Bilim adamları antikanser ilacı 'dönüm noktası keşfinde' sentezliyor

Araştırmacılar, "benzeri görülmemiş bir başarı" olarak adlandırdıkları şeyde, güçlü bir antikanser bileşiği sentezlemeyi başardılar. Bilim adamları bu başarıyı 30 yılı aşkın süredir başarmaya çalışıyorlar.

Yeni araştırma, güçlü bir antikanser bileşiğin toplam sentezini elde etti.

Cambridge, MA Harvard Üniversitesi Kimya ve Kimyasal Biyoloji Bölümünde Morris Loeb Kimya Profesörü olan Yoshito Kishi, bu bilimsel çabanın baş araştırmacısıdır ve söz konusu bileşik, halikondrin adı verilen bir türdür.

Halikondrinler deniz süngerinde doğal olarak bulunur Halichondria okadai. Japon merkezli araştırmacılardan oluşan bir ekip, onu 33 yıl önce doğal durumunda keşfetti.

Bununla birlikte, deniz süngerlerinde, bilim adamları halikondrin'i yalnızca küçük miktarlarda bulmuşlardır.

Farmakolojik özelliklerini ve biyolojik davranışını incelemek ve antikanser etkilerini test etmek için araştırmacıların daha büyük miktarlara ihtiyacı vardı.

Ekip, geçmişte halikondrin molekül ailesinin bir üyesi olan halikondrin B'yi küçük ölçekte sentezlemek için bir yöntem geliştirdi. O zamandan beri süreci büyütmeye çalışıyorlar. Bununla birlikte, bu molekülün yapısı, yeniden yaratılmasını özellikle zorlaştırdı.

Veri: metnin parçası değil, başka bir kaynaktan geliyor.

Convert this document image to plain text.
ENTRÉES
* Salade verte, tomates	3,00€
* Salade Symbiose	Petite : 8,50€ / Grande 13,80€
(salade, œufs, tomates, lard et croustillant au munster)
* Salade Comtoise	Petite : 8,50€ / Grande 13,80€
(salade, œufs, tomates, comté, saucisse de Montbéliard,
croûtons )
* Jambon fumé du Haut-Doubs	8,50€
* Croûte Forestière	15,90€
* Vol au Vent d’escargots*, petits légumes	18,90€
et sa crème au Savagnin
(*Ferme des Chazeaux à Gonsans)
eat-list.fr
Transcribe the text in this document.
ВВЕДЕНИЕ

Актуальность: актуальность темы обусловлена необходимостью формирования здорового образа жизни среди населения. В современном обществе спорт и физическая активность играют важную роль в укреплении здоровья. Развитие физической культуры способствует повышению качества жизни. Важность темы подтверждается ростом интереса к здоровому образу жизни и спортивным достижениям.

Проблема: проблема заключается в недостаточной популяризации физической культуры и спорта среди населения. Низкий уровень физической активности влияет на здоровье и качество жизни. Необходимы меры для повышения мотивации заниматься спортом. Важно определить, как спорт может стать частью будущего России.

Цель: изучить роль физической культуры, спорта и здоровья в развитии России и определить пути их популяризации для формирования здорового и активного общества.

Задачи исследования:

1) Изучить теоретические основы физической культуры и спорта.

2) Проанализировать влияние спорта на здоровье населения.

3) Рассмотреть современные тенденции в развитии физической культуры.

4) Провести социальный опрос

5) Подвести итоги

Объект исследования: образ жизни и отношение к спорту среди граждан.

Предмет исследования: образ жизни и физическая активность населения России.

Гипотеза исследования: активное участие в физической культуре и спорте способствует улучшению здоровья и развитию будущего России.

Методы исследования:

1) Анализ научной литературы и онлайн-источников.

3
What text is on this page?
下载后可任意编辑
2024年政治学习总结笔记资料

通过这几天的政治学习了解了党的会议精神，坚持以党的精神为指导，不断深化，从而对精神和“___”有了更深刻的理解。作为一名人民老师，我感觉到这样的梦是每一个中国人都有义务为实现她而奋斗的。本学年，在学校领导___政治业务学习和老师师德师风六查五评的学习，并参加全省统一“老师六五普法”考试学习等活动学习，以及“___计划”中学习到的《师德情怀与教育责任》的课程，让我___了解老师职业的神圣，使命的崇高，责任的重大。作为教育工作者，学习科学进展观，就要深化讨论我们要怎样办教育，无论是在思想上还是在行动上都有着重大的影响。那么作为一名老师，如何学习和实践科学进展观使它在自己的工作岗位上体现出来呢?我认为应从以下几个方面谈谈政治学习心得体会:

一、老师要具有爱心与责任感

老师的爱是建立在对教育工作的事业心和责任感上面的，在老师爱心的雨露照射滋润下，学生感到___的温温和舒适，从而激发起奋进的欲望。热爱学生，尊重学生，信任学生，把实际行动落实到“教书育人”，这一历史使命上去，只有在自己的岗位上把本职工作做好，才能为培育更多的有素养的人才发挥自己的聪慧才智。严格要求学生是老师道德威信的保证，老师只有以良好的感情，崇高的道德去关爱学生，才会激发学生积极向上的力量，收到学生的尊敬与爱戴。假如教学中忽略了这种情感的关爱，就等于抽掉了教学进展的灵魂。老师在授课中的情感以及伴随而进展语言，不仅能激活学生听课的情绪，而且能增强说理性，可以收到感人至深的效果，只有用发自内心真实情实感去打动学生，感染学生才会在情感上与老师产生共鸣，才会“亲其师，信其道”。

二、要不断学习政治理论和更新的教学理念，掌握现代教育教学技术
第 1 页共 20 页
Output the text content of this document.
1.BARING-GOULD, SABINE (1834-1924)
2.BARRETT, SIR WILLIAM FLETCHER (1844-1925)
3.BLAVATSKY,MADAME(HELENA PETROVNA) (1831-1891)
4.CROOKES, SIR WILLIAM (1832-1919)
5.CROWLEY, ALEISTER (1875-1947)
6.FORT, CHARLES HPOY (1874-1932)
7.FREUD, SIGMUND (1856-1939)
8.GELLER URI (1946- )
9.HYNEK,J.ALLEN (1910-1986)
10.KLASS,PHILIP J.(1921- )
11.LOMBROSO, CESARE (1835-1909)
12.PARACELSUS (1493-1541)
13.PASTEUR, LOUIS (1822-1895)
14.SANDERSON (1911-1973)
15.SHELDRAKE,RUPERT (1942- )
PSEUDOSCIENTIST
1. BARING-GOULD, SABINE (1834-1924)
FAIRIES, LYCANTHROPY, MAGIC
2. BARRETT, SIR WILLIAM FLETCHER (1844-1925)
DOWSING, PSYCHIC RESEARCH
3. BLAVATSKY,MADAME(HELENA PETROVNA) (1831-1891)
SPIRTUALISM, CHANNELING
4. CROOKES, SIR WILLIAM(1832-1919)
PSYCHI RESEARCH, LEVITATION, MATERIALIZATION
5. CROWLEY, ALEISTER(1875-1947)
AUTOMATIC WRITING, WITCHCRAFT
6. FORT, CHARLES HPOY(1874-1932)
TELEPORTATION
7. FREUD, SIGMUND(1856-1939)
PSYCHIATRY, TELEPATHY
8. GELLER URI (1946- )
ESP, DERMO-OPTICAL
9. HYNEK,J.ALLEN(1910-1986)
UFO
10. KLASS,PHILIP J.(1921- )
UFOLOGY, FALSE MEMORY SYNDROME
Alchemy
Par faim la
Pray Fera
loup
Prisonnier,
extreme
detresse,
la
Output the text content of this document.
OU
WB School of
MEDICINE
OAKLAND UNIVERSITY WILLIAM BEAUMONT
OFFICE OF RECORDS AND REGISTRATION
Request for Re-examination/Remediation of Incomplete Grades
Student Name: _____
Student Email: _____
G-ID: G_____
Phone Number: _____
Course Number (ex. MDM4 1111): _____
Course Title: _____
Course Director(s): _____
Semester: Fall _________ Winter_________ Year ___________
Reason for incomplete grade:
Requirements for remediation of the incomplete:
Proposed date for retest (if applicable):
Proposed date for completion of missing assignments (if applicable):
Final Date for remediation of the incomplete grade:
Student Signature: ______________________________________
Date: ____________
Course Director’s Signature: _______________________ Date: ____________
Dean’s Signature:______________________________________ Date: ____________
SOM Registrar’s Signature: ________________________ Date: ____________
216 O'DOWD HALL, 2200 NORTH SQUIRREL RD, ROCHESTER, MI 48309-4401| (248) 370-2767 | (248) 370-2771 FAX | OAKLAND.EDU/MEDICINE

Spesifik olarak, E7130 molekülü, sentezin yanlış gidebileceği yaklaşık 4 milyar yolla sonuçlanan 31 kiral merkeze sahiptir.

Halikondrinin önemi

Araştırmacılar bunu ilk keşfettiğinde, "halikondrinlerin son derece güçlü göründüğünü fark ettiler", diyor çalışmanın ortak yazarı Takashi Owa.

“Doğal ürünün çok benzersiz yapısı nedeniyle, birçok kişi etki şekline ilgi duyuyordu ve araştırmacılar klinik bir çalışma yapmak istiyordu, ancak ilaç tedariğinin olmaması, bunu yapmalarını engelledi. Yani 30 yıl geçti ”diye devam ediyor.

Owa aynı zamanda Eisai’nin onkoloji iş grubunda Baş Tıp Oluşturma Görevlisi ve Baş Keşif Görevlisidir. Eisai, sentezi elde etmek için Harvard bilim adamlarıyla 3 yıl çalışan bir Japon ilaç şirketidir.

Şimdi, Prof. Kishi ve meslektaşları bu engelleri aştılar ve% 99,8'in üzerinde saflıkla 10 gramdan daha büyük bir ölçekte "toplam […] E7130 sentezini gerçekleştirdiler".

Bulgularını dergide detaylandırırlar Bilimsel Raporlar.

"Eşsiz sentez başarısı"

1992'de Prof. Kishi ve ekibi ilk olarak halikondrin B'yi sentezledi. 2010 yılında, molekülün basitleştirilmiş bir versiyonu - eribulin - metastatik meme kanseri ve liposarkomu tedavi etmek için kullanıma sunuldu.

Ancak, "[i] 1992'de, gram miktarında bir halikondrinin sentezlenmesi düşünülemezdi," diyor Prof. Kishi. Ama şimdi, "[o] rganik sentez, birkaç yıl önce dokunulmaz olan moleküler karmaşıklıkla bile bu seviyeye ilerledi."

Prof. Kishi, "Temel kimya keşiflerimizin artık bu bileşiği büyük ölçekte sentezlemeyi mümkün kıldığını görmekten çok memnunuz" diye ekliyor Prof.

"Toplam sentezin gerçekten eşi görülmemiş bir başarısı, özel bir başarı […] Hiç kimse 10 gramlık bir ölçekte halikondrin üretemedi - bir miligram, işte bu."

Takashi Owa

Araştırma ekibi, "E7130'un klinik denemesini başlatmamızı sağlayan dikkate değer bir toplam sentezi tamamladı," diye devam ediyor Owa.

Bilim adamları makalelerinde, E7130'un etki mekanizmasına ilişkin yeni içgörüler de tanımlıyorlar. Geçmişte araştırmacılar, halikondrinlerin mikrotübülleri inhibe edebildiğini ve böylece antikanser özellikler uygulayabildiğini gösterdiler. Ancak E7130'un benzersiz etkileri de vardır; tümör ortamını değiştirerek diğer kanser ilaçlarının ne kadar iyi çalıştığını iyileştirebilir.